Ma l’uomo che dubita se sia perdonato o meno non glorifica Cristo. Né lo glorifica colui che dice: “Spero che i miei peccati siano perdonati.” Né colui che afferma: “Sto vivendo la vita migliore che posso per espiare il mio passato.” L’uomo che glorifica Cristo è colui che può dire:
“Giustificati dunque per fede, abbiamo pace con Dio per mezzo di Gesù Cristo, nostro Signore, mediante il quale abbiamo anche avuto, per la fede, l’accesso a questa grazia nella quale stiamo fermi, e ci gloriamo nella speranza della gloria di Dio” (Romani 5:1-2)
Sai che i tuoi peccati sono perdonati? Hai l’assicurazione della salvezza? Ne sei certo? Perché nella misura in cui lo sei, glorifichi Cristo; e nella misura in cui sei incerto, non lo glorifichi. La prova che Egli ha compiuto l’opera per cui è stato mandato è che noi abbiamo la conoscenza del perdono dei peccati e gioiamo in essa. Egli è venuto proprio per questo, e dunque lo glorifichiamo dimostrando che davvero lo ha compiuto.

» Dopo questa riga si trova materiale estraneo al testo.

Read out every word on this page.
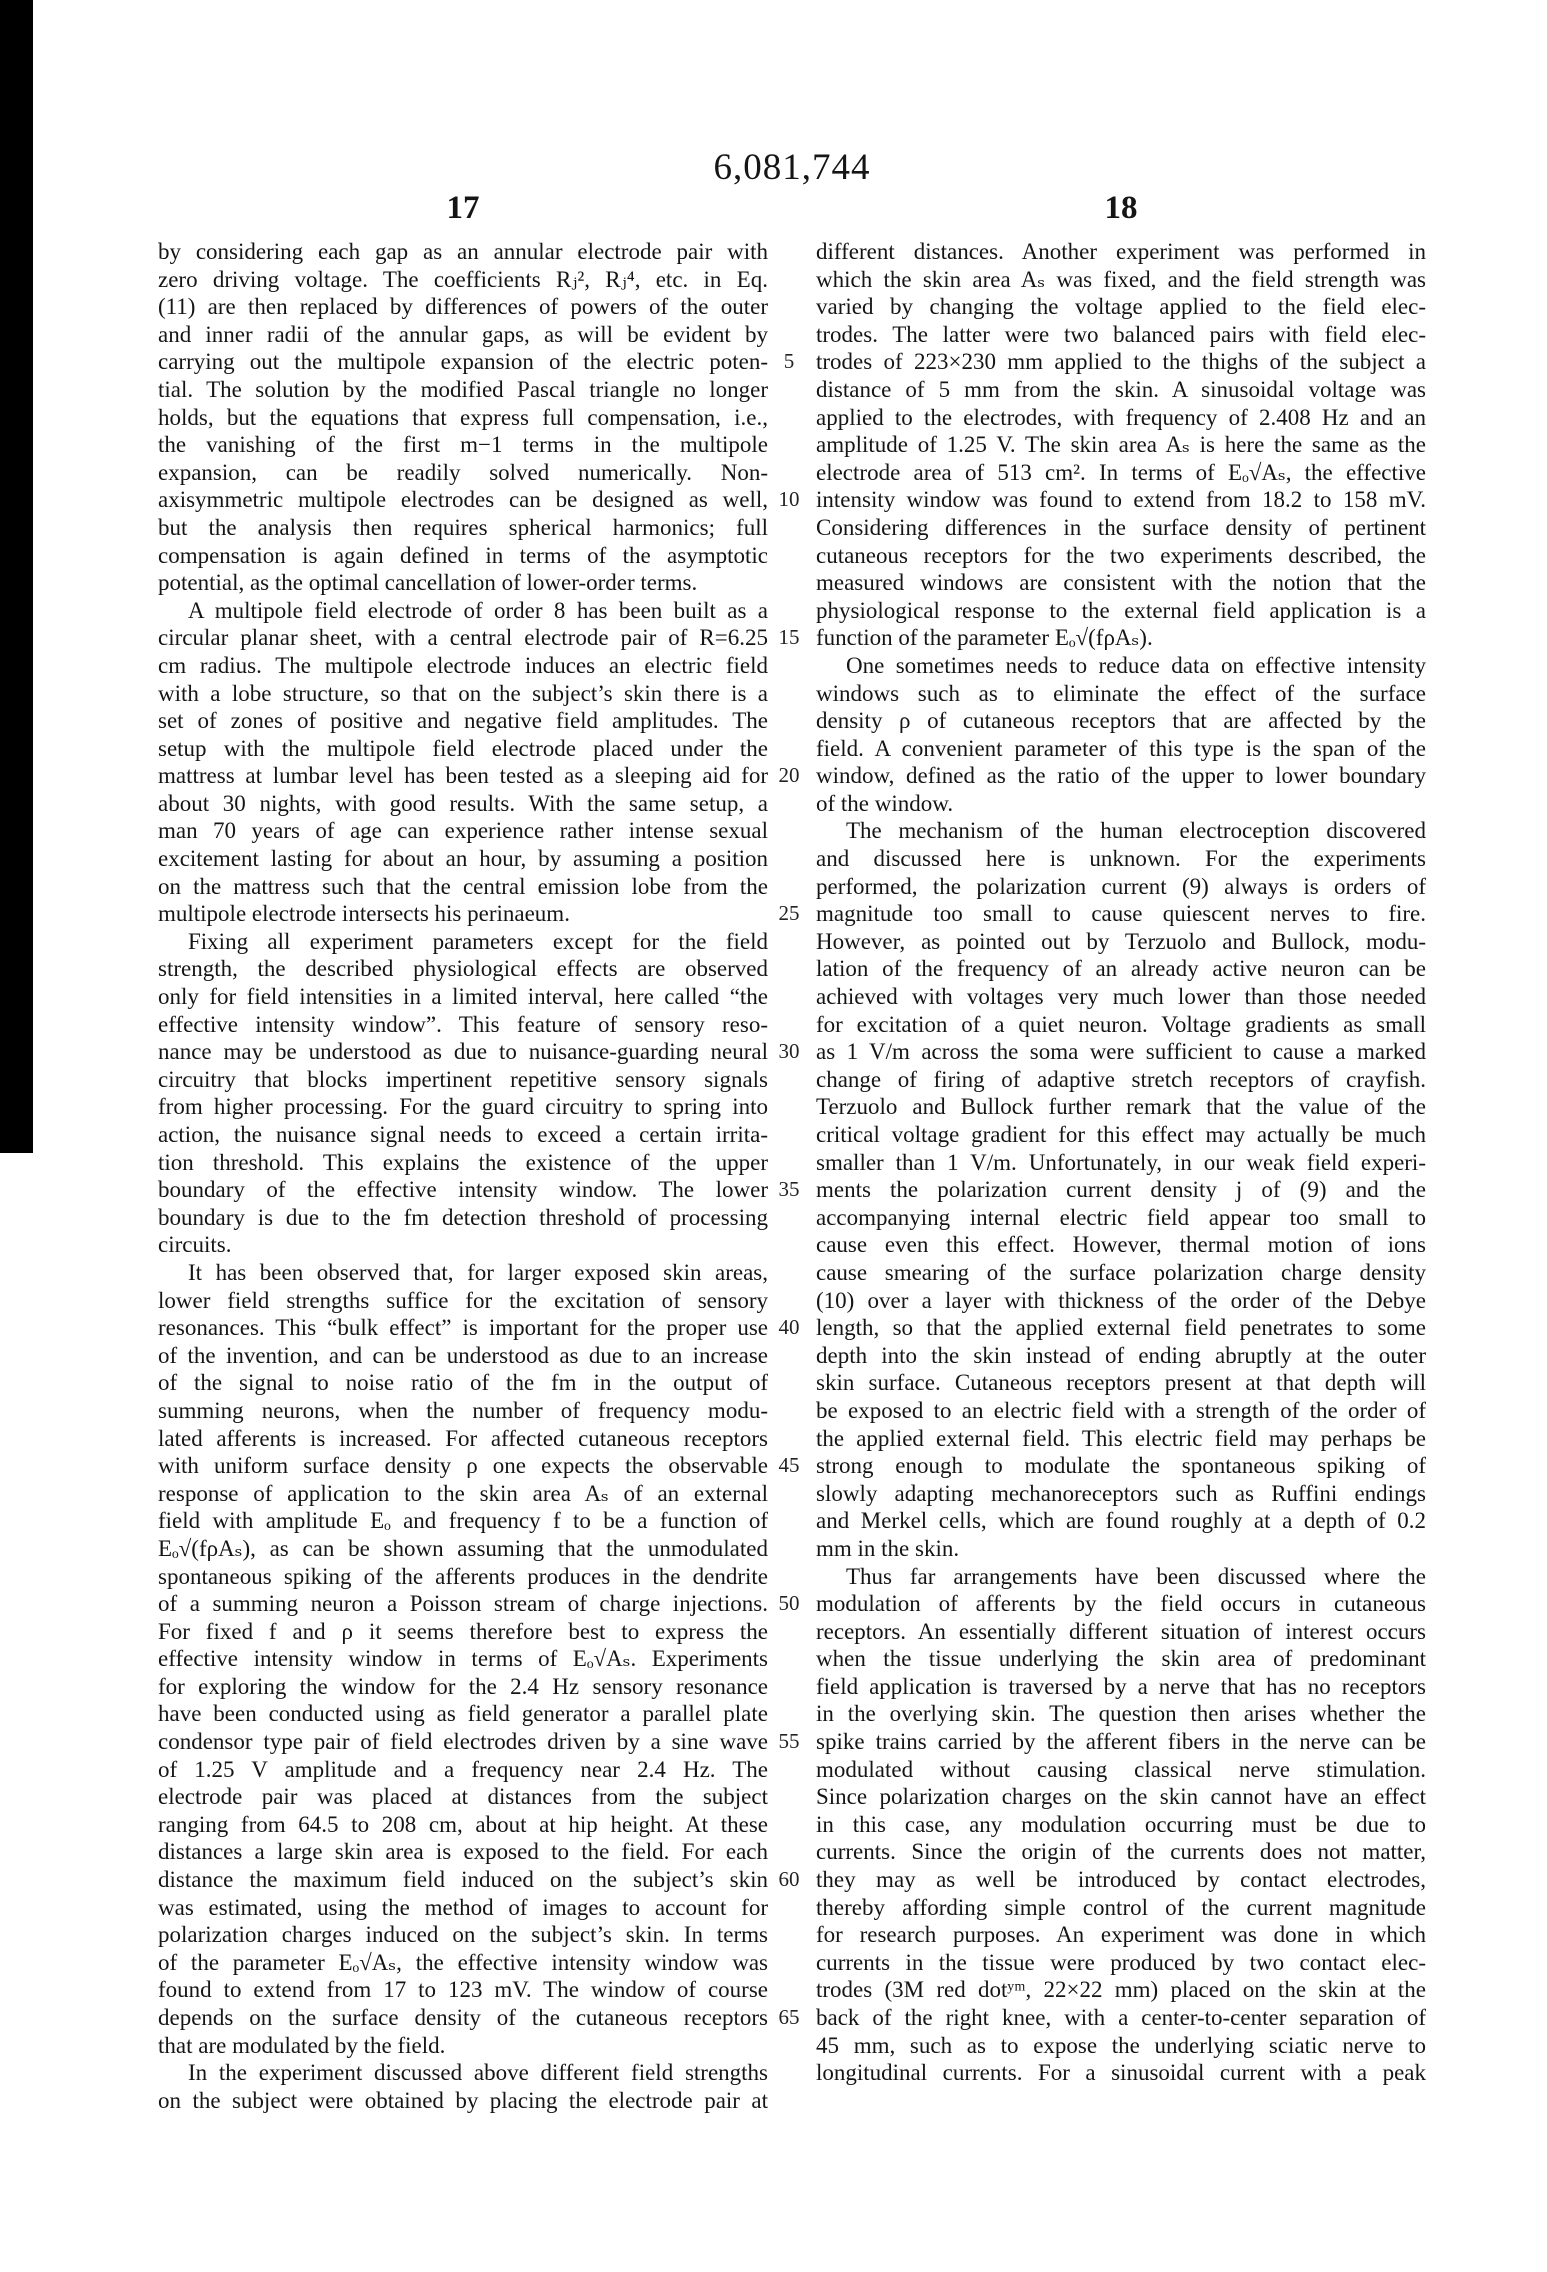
6,081,744
17	18
by considering each gap as an annular electrode pair with
zero driving voltage. The coefficients Rⱼ², Rⱼ⁴, etc. in Eq.
(11) are then replaced by differences of powers of the outer
and inner radii of the annular gaps, as will be evident by
carrying out the multipole expansion of the electric poten-
tial. The solution by the modified Pascal triangle no longer
holds, but the equations that express full compensation, i.e.,
the vanishing of the first m−1 terms in the multipole
expansion, can be readily solved numerically. Non-
axisymmetric multipole electrodes can be designed as well,
but the analysis then requires spherical harmonics; full
compensation is again defined in terms of the asymptotic
potential, as the optimal cancellation of lower-order terms.
A multipole field electrode of order 8 has been built as a
circular planar sheet, with a central electrode pair of R=6.25
cm radius. The multipole electrode induces an electric field
with a lobe structure, so that on the subject’s skin there is a
set of zones of positive and negative field amplitudes. The
setup with the multipole field electrode placed under the
mattress at lumbar level has been tested as a sleeping aid for
about 30 nights, with good results. With the same setup, a
man 70 years of age can experience rather intense sexual
excitement lasting for about an hour, by assuming a position
on the mattress such that the central emission lobe from the
multipole electrode intersects his perinaeum.
Fixing all experiment parameters except for the field
strength, the described physiological effects are observed
only for field intensities in a limited interval, here called “the
effective intensity window”. This feature of sensory reso-
nance may be understood as due to nuisance-guarding neural
circuitry that blocks impertinent repetitive sensory signals
from higher processing. For the guard circuitry to spring into
action, the nuisance signal needs to exceed a certain irrita-
tion threshold. This explains the existence of the upper
boundary of the effective intensity window. The lower
boundary is due to the fm detection threshold of processing
circuits.
It has been observed that, for larger exposed skin areas,
lower field strengths suffice for the excitation of sensory
resonances. This “bulk effect” is important for the proper use
of the invention, and can be understood as due to an increase
of the signal to noise ratio of the fm in the output of
summing neurons, when the number of frequency modu-
lated afferents is increased. For affected cutaneous receptors
with uniform surface density ρ one expects the observable
response of application to the skin area Aₛ of an external
field with amplitude Eₒ and frequency f to be a function of
Eₒ√(fρAₛ), as can be shown assuming that the unmodulated
spontaneous spiking of the afferents produces in the dendrite
of a summing neuron a Poisson stream of charge injections.
For fixed f and ρ it seems therefore best to express the
effective intensity window in terms of Eₒ√Aₛ. Experiments
for exploring the window for the 2.4 Hz sensory resonance
have been conducted using as field generator a parallel plate
condensor type pair of field electrodes driven by a sine wave
of 1.25 V amplitude and a frequency near 2.4 Hz. The
electrode pair was placed at distances from the subject
ranging from 64.5 to 208 cm, about at hip height. At these
distances a large skin area is exposed to the field. For each
distance the maximum field induced on the subject’s skin
was estimated, using the method of images to account for
polarization charges induced on the subject’s skin. In terms
of the parameter Eₒ√Aₛ, the effective intensity window was
found to extend from 17 to 123 mV. The window of course
depends on the surface density of the cutaneous receptors
that are modulated by the field.
In the experiment discussed above different field strengths
on the subject were obtained by placing the electrode pair at
5
10
15
20
25
30
35
40
45
50
55
60
65
different distances. Another experiment was performed in
which the skin area Aₛ was fixed, and the field strength was
varied by changing the voltage applied to the field elec-
trodes. The latter were two balanced pairs with field elec-
trodes of 223×230 mm applied to the thighs of the subject a
distance of 5 mm from the skin. A sinusoidal voltage was
applied to the electrodes, with frequency of 2.408 Hz and an
amplitude of 1.25 V. The skin area Aₛ is here the same as the
electrode area of 513 cm². In terms of Eₒ√Aₛ, the effective
intensity window was found to extend from 18.2 to 158 mV.
Considering differences in the surface density of pertinent
cutaneous receptors for the two experiments described, the
measured windows are consistent with the notion that the
physiological response to the external field application is a
function of the parameter Eₒ√(fρAₛ).
One sometimes needs to reduce data on effective intensity
windows such as to eliminate the effect of the surface
density ρ of cutaneous receptors that are affected by the
field. A convenient parameter of this type is the span of the
window, defined as the ratio of the upper to lower boundary
of the window.
The mechanism of the human electroception discovered
and discussed here is unknown. For the experiments
performed, the polarization current (9) always is orders of
magnitude too small to cause quiescent nerves to fire.
However, as pointed out by Terzuolo and Bullock, modu-
lation of the frequency of an already active neuron can be
achieved with voltages very much lower than those needed
for excitation of a quiet neuron. Voltage gradients as small
as 1 V/m across the soma were sufficient to cause a marked
change of firing of adaptive stretch receptors of crayfish.
Terzuolo and Bullock further remark that the value of the
critical voltage gradient for this effect may actually be much
smaller than 1 V/m. Unfortunately, in our weak field experi-
ments the polarization current density j of (9) and the
accompanying internal electric field appear too small to
cause even this effect. However, thermal motion of ions
cause smearing of the surface polarization charge density
(10) over a layer with thickness of the order of the Debye
length, so that the applied external field penetrates to some
depth into the skin instead of ending abruptly at the outer
skin surface. Cutaneous receptors present at that depth will
be exposed to an electric field with a strength of the order of
the applied external field. This electric field may perhaps be
strong enough to modulate the spontaneous spiking of
slowly adapting mechanoreceptors such as Ruffini endings
and Merkel cells, which are found roughly at a depth of 0.2
mm in the skin.
Thus far arrangements have been discussed where the
modulation of afferents by the field occurs in cutaneous
receptors. An essentially different situation of interest occurs
when the tissue underlying the skin area of predominant
field application is traversed by a nerve that has no receptors
in the overlying skin. The question then arises whether the
spike trains carried by the afferent fibers in the nerve can be
modulated without causing classical nerve stimulation.
Since polarization charges on the skin cannot have an effect
in this case, any modulation occurring must be due to
currents. Since the origin of the currents does not matter,
they may as well be introduced by contact electrodes,
thereby affording simple control of the current magnitude
for research purposes. An experiment was done in which
currents in the tissue were produced by two contact elec-
trodes (3M red dotʸᵐ, 22×22 mm) placed on the skin at the
back of the right knee, with a center-to-center separation of
45 mm, such as to expose the underlying sciatic nerve to
longitudinal currents. For a sinusoidal current with a peak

Può sembrare una domanda semplice, eppure è la più profonda che un uomo possa affrontare. Te la ripeto: sei certo di Dio? Conosci Dio? Sei felice della tua relazione con Lui? Cari amici, il Figlio di Dio non solo è venuto dal cielo sulla terra, ma è andato deliberatamente alla croce e ha sofferto tutta l’ignominia e la vergogna di quella croce affinché tu ed io potessimo essere certi—certi senza alcun dubbio—del nostro rapporto con Dio come suoi figli.